Hal itu setelah, Badan Usaha Milik Desa (BUMDes) Aji Saka menggelar panen kedua melon organik sekaligus meresmikan greenhouse desa sebagai motor penggerak ekonomi baru bagi warga.
Bupati Grobogan, Setyo Hadi, bersama jajaran pejabat daerah ikut hadir dalam panen tersebut. Hasil mencatatkan tren positif, di mana kualitas dan kuantitas buah dinilai melampaui panen perdana.
Sebanyak 1.100 tanaman melon jenis Lavender berhasil dipanen dengan rata-rata bobot mencapai 1,7 kilogram per buah.
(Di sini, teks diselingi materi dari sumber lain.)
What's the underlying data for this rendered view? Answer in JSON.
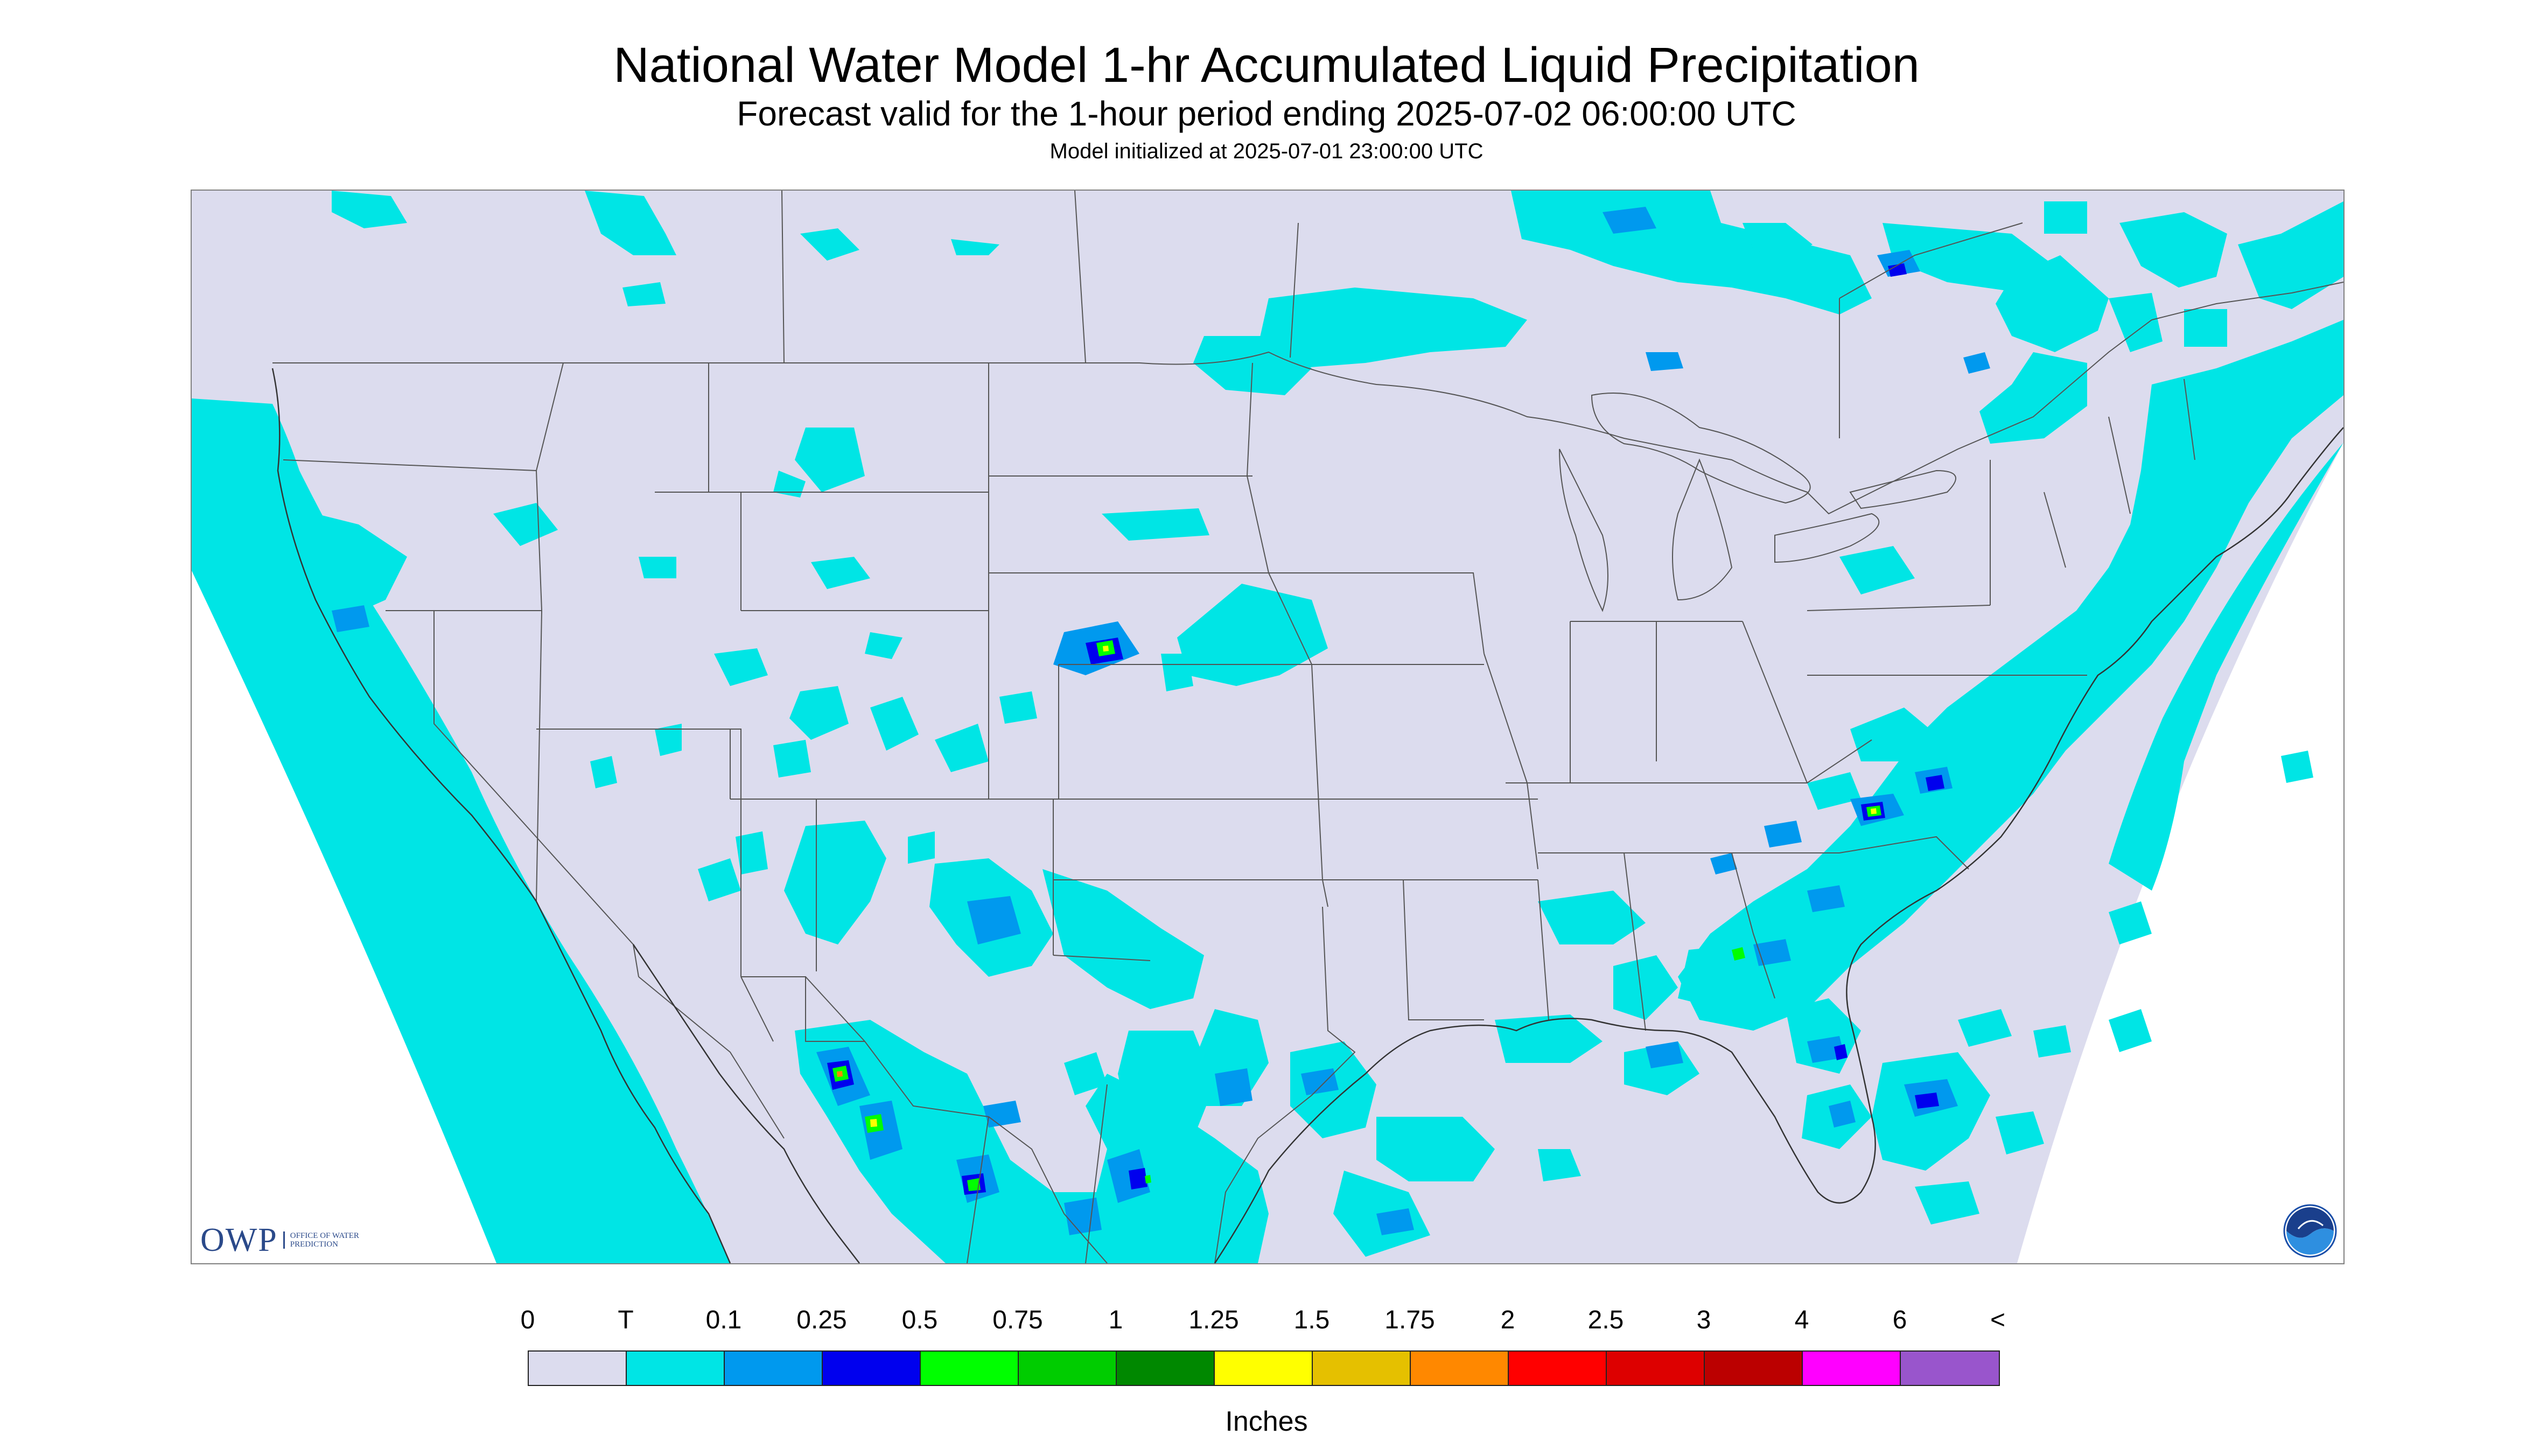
{
  "header": {
    "title": "National Water Model 1-hr Accumulated Liquid Precipitation",
    "subtitle": "Forecast valid for the 1-hour period ending 2025-07-02 06:00:00 UTC",
    "init": "Model initialized at 2025-07-01 23:00:00 UTC"
  },
  "map": {
    "background_color": "#dcdcee",
    "trace_color": "#00e5e5",
    "light_color": "#0099ee",
    "heavy_color": "#0000ee",
    "border_color": "#555555"
  },
  "logos": {
    "owp_text": "OWP",
    "owp_sub": "OFFICE OF WATER PREDICTION",
    "noaa_icon": "noaa-logo-icon"
  },
  "legend": {
    "labels": [
      "0",
      "T",
      "0.1",
      "0.25",
      "0.5",
      "0.75",
      "1",
      "1.25",
      "1.5",
      "1.75",
      "2",
      "2.5",
      "3",
      "4",
      "6",
      "<"
    ],
    "colors": [
      "#dcdcee",
      "#00e5e5",
      "#0099ee",
      "#0000ee",
      "#00ff00",
      "#00cc00",
      "#008800",
      "#ffff00",
      "#e5c000",
      "#ff8800",
      "#ff0000",
      "#dd0000",
      "#bb0000",
      "#ff00ff",
      "#9955cc"
    ],
    "units": "Inches"
  }
}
Melon premium dengan ciri khas perpaduan warna kuning dan hijau ini dibanderol seharga Rp30.000 per kilogram.
Keunggulan utama dari komoditas ini adalah seluruh proses budidayanya yang menggunakan metode organik tanpa pestisida. Hal ini membuat produk melon Desa Jono lebih sehat untuk dikonsumsi.
Kepala Desa Jono, Eka Winarna, Sabtu (11/4/2026) menegaskan bahwa visi desa ke depan adalah menjadi pusat buah di tingkat kabupaten. Pihaknya tengah menyiapkan lahan seluas 1.500 meter persegi untuk diversifikasi komoditas.
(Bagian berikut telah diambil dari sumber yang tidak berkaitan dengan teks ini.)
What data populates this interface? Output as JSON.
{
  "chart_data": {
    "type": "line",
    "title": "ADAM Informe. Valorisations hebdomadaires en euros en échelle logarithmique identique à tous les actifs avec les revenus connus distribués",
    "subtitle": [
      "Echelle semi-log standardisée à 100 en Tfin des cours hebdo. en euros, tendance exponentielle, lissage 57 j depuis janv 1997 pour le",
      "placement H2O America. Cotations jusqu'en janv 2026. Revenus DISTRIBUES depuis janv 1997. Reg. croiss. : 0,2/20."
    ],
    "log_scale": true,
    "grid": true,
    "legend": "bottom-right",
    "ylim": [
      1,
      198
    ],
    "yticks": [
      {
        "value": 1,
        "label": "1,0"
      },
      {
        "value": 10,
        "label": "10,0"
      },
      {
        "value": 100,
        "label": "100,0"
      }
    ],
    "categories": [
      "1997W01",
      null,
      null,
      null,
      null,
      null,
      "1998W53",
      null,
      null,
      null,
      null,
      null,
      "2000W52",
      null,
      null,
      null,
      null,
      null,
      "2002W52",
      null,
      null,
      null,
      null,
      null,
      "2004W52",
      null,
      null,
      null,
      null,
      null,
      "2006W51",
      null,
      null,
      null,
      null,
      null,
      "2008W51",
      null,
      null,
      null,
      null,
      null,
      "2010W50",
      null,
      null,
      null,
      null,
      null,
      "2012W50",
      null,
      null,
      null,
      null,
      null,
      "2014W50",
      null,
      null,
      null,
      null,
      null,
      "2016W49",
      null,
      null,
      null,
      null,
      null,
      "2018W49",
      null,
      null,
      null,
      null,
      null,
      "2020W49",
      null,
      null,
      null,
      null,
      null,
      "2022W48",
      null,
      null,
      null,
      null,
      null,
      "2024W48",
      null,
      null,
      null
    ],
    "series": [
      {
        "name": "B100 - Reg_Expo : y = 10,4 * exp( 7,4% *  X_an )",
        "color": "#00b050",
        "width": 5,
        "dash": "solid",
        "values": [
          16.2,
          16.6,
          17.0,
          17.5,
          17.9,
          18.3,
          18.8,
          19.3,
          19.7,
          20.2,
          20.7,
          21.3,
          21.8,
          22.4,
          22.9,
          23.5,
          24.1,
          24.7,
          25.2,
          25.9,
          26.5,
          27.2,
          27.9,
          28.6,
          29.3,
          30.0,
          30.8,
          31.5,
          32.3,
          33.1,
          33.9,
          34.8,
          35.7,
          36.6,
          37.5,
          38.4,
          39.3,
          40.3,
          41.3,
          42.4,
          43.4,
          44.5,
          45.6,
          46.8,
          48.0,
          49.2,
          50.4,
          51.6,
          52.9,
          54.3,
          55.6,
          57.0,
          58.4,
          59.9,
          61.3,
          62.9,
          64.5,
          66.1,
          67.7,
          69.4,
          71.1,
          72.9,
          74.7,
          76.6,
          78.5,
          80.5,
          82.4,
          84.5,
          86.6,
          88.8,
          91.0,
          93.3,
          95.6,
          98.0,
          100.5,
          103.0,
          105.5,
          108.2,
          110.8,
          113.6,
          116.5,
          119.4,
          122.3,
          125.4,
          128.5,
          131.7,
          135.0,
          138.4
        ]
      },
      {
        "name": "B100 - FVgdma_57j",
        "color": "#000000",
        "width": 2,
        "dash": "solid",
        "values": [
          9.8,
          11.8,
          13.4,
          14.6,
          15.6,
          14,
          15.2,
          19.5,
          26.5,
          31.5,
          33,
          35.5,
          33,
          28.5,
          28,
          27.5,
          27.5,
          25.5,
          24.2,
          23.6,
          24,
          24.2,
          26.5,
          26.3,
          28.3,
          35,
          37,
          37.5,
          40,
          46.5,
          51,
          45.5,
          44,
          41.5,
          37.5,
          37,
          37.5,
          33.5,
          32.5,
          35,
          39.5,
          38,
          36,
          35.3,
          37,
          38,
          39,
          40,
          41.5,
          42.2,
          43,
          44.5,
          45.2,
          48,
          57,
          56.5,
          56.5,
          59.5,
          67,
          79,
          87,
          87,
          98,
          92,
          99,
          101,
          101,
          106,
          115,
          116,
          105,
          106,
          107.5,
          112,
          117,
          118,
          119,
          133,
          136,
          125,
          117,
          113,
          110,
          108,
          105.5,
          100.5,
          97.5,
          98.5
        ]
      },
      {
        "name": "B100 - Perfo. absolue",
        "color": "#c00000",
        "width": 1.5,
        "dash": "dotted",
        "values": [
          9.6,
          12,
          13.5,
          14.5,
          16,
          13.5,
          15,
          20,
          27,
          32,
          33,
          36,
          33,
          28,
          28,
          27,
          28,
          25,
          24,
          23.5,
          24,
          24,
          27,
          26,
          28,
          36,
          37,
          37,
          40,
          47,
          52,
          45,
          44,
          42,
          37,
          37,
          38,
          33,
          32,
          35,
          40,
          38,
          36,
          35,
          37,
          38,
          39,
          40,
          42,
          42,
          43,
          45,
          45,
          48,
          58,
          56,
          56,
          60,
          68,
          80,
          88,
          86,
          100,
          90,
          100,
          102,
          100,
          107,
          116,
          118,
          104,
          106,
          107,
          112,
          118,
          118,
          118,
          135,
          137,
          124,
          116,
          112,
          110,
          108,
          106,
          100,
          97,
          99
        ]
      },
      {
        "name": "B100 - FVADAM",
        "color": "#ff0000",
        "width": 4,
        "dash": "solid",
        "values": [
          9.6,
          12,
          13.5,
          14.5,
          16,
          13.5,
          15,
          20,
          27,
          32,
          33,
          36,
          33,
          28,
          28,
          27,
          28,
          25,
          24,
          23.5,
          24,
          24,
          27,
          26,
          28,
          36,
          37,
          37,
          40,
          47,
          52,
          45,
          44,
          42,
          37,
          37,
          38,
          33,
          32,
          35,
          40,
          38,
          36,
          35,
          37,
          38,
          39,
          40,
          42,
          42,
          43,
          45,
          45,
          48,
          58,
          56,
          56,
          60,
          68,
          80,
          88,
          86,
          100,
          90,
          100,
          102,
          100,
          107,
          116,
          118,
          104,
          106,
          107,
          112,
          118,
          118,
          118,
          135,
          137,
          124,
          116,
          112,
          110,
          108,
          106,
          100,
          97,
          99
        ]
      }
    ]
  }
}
"Konsepnya kami dorong Desa Jono menjadi pusat buah. Selain melon, ke depan akan dikembangkan kelengkeng dan alpukat menggunakan metode greenhouse serta teknologi booster agar tanaman lebih cepat berbuah dengan hasil stabil," ujar Eka.
Selain inovasi pertanian, Eka juga mengapresiasi perbaikan infrastruktur jalan Selo-Jono yang kini semakin mulus. Akses ini dianggap krusial dalam memangkas biaya distribusi pascapanen bagi para petani.
Bupati Grobogan, Setyo Hadi, memberikan apresiasi terhadap langkah kreatif BUMDes Aji Saka. Ia berharap unit usaha ini tidak hanya berhenti di melon, tapi terus merambah ke komoditas hortikultura lainnya.
"Saya yakin BUMDes ini dapat memberikan tambahan pendapatan bagi desa sekaligus membuka lapangan kerja baru. Ini langkah penting untuk menekan angka pengangguran dan kemiskinan ekstrem," tegas Bupati.
Direktur BUMDes Aji Saka, Eka Yulianingsih, mengungkapkan bahwa penggunaan metode greenhouse terbukti efektif meminimalisir kendala hama dan cuaca.
"Panen kedua ini hasilnya seragam dan kualitasnya terjaga berkat sistem budidaya organik yang ketat," tambahnya.